I’m Awake, Why Aren’t You? is the title. The author is Elizabeth Bernstein, and it was published in The Wall Street Journal on Tuesday, September 9, 2014.
This article focuses on one couple as a typical example of couples today and the juggling they do because of their different sleep patterns. While the article cites the reason as differing body clocks, I suspect something totally different. While it suggests different circadian rhythms as the problem, I am almost certain that differing responsibilities is the culprit. Morgan and T.J. are the parents of a six-year-old, a four-year-old, and a third child on the way. Morgan is also a clothing designer, and T.J. is a physical education teacher.
They have solved their sleep difficulties by sleeping in different rooms. Morgan does not want to wake up her husband when she comes to bed late, and she does not want to be awakened by his early alarm when he gets up early. On Saturdays they both get up early. T.J. gets up extra early to do something he wants like taking a hike and then running errands, and Morgan gets up a little later, but still early, with the kids. On Sundays Morgan gets her one day in the week to sleep in, and T.J. wakes up as early as he wants and then takes care of the kids when they arise.
Even without digging further into specifics, it is easy to see the problem. Morgan’s day is determined by whatever length of time it takes to do her job and “take care of the kids.” T.J.’s day is determined by how long it takes him to complete his job, sports time, responsibilities he has with his kids, and whatever else he needs to complete. While Morgan’s day probably varies from long to very, very long, T.J.’s day is probably shorter and fairly standard in length.

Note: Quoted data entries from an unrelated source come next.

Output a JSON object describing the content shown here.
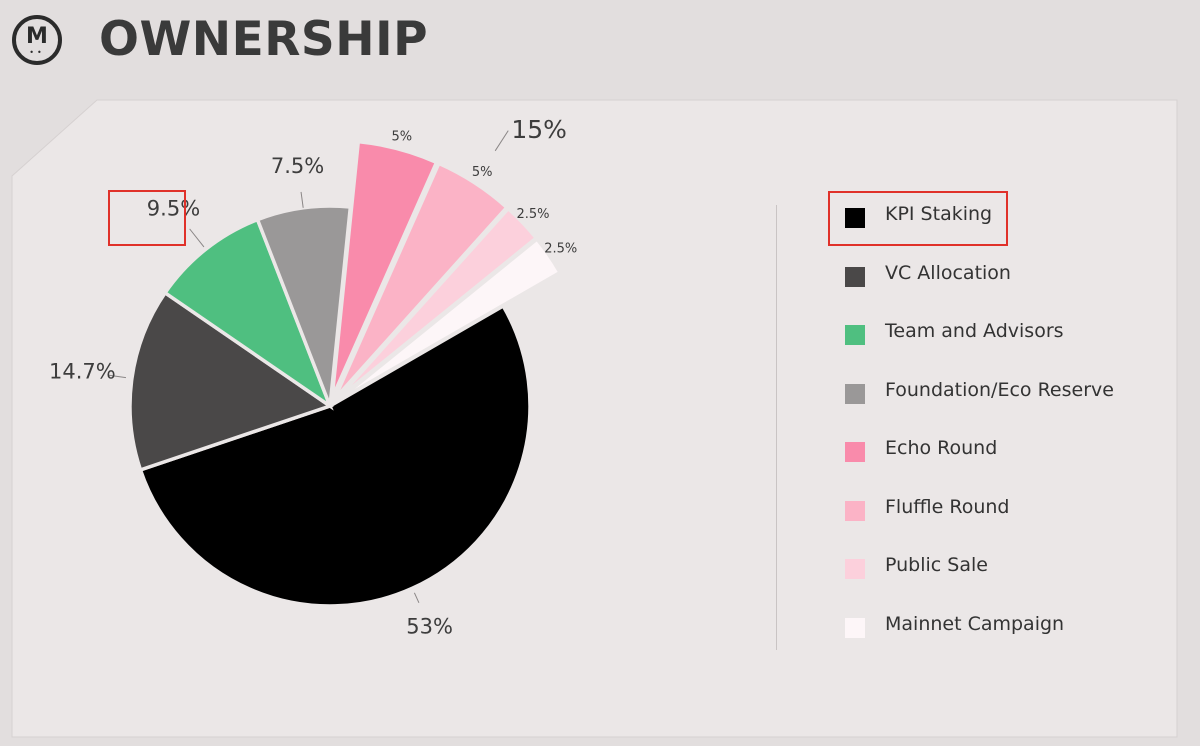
{
  "header": {
    "title": "OWNERSHIP",
    "logo_letter": "M",
    "logo_eyes": "••"
  },
  "colors": {
    "background": "#e2dede",
    "panel": "#ebe7e7",
    "highlight": "#e0312a"
  },
  "chart_data": {
    "type": "pie",
    "series": [
      {
        "name": "KPI Staking",
        "value": 53,
        "label": "53%",
        "color": "#000000"
      },
      {
        "name": "VC Allocation",
        "value": 14.7,
        "label": "14.7%",
        "color": "#4a4848"
      },
      {
        "name": "Team and Advisors",
        "value": 9.5,
        "label": "9.5%",
        "color": "#4fbf80"
      },
      {
        "name": "Foundation/Eco Reserve",
        "value": 7.5,
        "label": "7.5%",
        "color": "#9a9898"
      },
      {
        "name": "Echo Round",
        "value": 5,
        "label": "5%",
        "color": "#f98bab",
        "exploded": true
      },
      {
        "name": "Fluffle Round",
        "value": 5,
        "label": "5%",
        "color": "#fbb3c6",
        "exploded": true
      },
      {
        "name": "Public Sale",
        "value": 2.5,
        "label": "2.5%",
        "color": "#fcd0dc",
        "exploded": true
      },
      {
        "name": "Mainnet Campaign",
        "value": 2.5,
        "label": "2.5%",
        "color": "#fdf6f8",
        "exploded": true
      }
    ],
    "group_annotation": "15%",
    "legend_position": "right"
  }
}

This particular problem is not about the couple’s division of labor with the kids. It seems they are happy with that. It is, however, about real life for moms and dads today and the huge overload that typically falls on the mom. I present it to you as one more evidence of how truly stressful life is these days for the average family. Where oh where is grandma and grandpa, Aunt Betty and Uncle Bob? How about Cousin Albert and Aunt Jane? I guess we know. They are not near their children, nieces and nephews, and cousins.
The article provides a solution for this couple, sleeping in separate rooms (and not necessarily a good one at that!). I do not provide a solution, but I am happy to point out the problem.
What to do?
While that $64,000 question has no real answer, most important for us is that we have identified the problem. It is our awareness of rampant overloaded schedules for moms along with the absence of adequate support that wreak havoc on today’s family. Hopefully, this awareness will be the exact right one you need to lead you to a solution of a family problem on your end that just might work for you.